Je commençais à sentir que jamais plus je ne redeviendrais le même homme. Malgré toutes mes heures de désespoir, j’arrivais toujours à réagir contre les théories désolantes et destructives de Loup Larsen, et je lui savais gré, au fond de moi, de m’avoir ouvert les yeux à bien des réalités de la vie, qui m’étaient, jusque-là, restées inconnues.

À leur contact, je sortais du royaume de l’esprit et, au lieu de me contenter d’idées toutes faites sur le monde, j’en parlais, à présent, en phrases concrètes et objectives.

Lorsque le temps était beau, tous les canots s’égaillaient à la chasse aux phoques et souvent, alors, je restais seul sur la goélette, avec Loup Larsen. Je ne parle pas de Thomas Mugridge, qui ne comptait pas.

Les six canots se déployaient en éventail, à la poursuite de leur gibier, jusqu’à une distance de dix à vingt milles parfois, pour ne rejoindre le bord qu’à la fin de la journée, ou plus tôt, si le temps se gâtait. Mon rôle, et celui de Loup Larsen, consistaient à maintenir le Fantôme sous le vent de la petite flottille et à nous arranger à ne perdre de vue aucun canot.

C’était une tâche passablement ardue pour deux hommes seuls. Pour peu que le vent s’élève, ou tourne, il fallait à la fois tenir la barre et haler sur les manœuvres, pour donner de la toile ou en carguer. Tout ça était nouveau pour moi.

Je me familiarisai assez rapidement avec le maniement de la roue. Mais courir sur les vergues et m’y balancer à bout de bras, attraper au vol un cordage, puis grimper plus haut ou redescendre prestement sur le pont, offrait des difficultés plus sérieuses.

Je mis en jeu mon amour-propre, dans un ardent désir de me faire valoir aux yeux de Loup Larsen et de lui prouver mon droit à la vie. Si bien que je réussis plus vite que je n’aurais pensé. Bien mieux. Un moment arriva où ce fut pour moi un plaisir d’atteindre le faîte du grand mât et de scruter la mer à l’aide d’une jumelle, à la recherche de nos canots.

Un jour, les embarcations s’étaient mises en route dès le matin, avec un léger vent d’ouest. Elles s’étaient égaillées au loin et les détonations des fusils ne parvenaient plus que faiblement à la goélette.

Puis, une à une, je les vis, du haut du grand mât où j’étais juché, disparaître complètement sur la courbure de l’horizon, tandis que mourait le bruit des fusils.

Sur ces entrefaites, le vent tomba, et le Fantôme s’immobilisa sur une mer inerte. Il était onze heures.

Loup Larsen commença à s’inquiéter, car le baromètre s’était mis soudain à baisser et le ciel, qu’il ne cessait d’interroger, devenait menaçant du côté de l’est.

— Ce soir, si la tempête éclate, le Fantôme aura des couchettes vides, me dit-il.

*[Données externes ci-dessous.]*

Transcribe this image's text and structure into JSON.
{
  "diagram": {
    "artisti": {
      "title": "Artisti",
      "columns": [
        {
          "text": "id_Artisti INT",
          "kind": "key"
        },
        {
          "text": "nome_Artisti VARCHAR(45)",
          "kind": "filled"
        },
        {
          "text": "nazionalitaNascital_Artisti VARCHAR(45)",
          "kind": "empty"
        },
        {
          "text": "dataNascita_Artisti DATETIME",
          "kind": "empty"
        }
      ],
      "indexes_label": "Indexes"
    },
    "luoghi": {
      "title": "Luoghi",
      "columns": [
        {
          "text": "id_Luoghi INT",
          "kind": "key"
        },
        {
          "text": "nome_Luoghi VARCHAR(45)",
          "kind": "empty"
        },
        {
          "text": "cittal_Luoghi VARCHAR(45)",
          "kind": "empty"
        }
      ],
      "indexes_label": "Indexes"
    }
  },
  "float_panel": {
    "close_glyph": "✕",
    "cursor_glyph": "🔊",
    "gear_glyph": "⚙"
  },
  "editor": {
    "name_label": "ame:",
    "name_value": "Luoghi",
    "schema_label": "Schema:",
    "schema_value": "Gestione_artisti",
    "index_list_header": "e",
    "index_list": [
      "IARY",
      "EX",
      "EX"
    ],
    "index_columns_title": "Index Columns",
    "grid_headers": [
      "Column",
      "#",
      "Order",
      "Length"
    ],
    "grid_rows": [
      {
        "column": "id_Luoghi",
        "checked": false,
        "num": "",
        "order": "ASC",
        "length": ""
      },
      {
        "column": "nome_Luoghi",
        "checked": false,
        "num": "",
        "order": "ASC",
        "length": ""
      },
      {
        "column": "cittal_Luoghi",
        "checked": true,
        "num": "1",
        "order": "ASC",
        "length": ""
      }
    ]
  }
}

Un peu avant midi — alors que nous avions quitté depuis longtemps les latitudes tropicales — la chaleur devint étouffante. Il n’y avait plus dans l’air aucune fraîcheur et tout l’être humain était écrasé. C’était, comme le dit une vieille expression de Californie qui me revint à l’esprit, « un temps à cataclysme ». On avait l’impression qu’une catastrophe quelconque se préparait inéluctablement.

Lentement, les nuages venus de l’est envahirent le ciel et surplombèrent nos têtes pareils à une sierra calcinée des régions infernales. On en distinguait nettement les cañons vertigineux, les gorges étroites et les profonds précipices, sur lesquels de grandes ombres s’étendaient.

Inconsciemment, on s’attendait à voir la mer furieuse déferler, avec sa blanche écume, dans ces cavernes beuglantes… Mais ce n’était là qu’une fantasmagorie des nuées et la mer, autour de nous, était lisse comme de l’huile. Et toujours pas de vent.

— Ce n’est pas un simple grain qui s’annonce, déclara Loup Larsen. Notre vieille mère la Nature va se dresser sur ses jambes de derrière et rugir de toute sa puissance.

« Nous allons être sérieusement secoués, avant que nous ayons pu rassembler la moitié de nos canots… Monsieur Van Weyden, comme première mesure de précaution, vous pourriez toujours vous occuper de prendre quelques ris.

— Nous ne sommes que deux… C’est peu pour lutter contre la tempête.

— On fera ce qu’on pourra ! Nous devons tenter, à tout prix, de rallier les canots. La tempête même nous y aidera. Au début tout au moins… Quelques toiles seront peut-être arrachées. Mais les mâts sont solides, et ils tiendront. Nous nous débrouillerons ensuite.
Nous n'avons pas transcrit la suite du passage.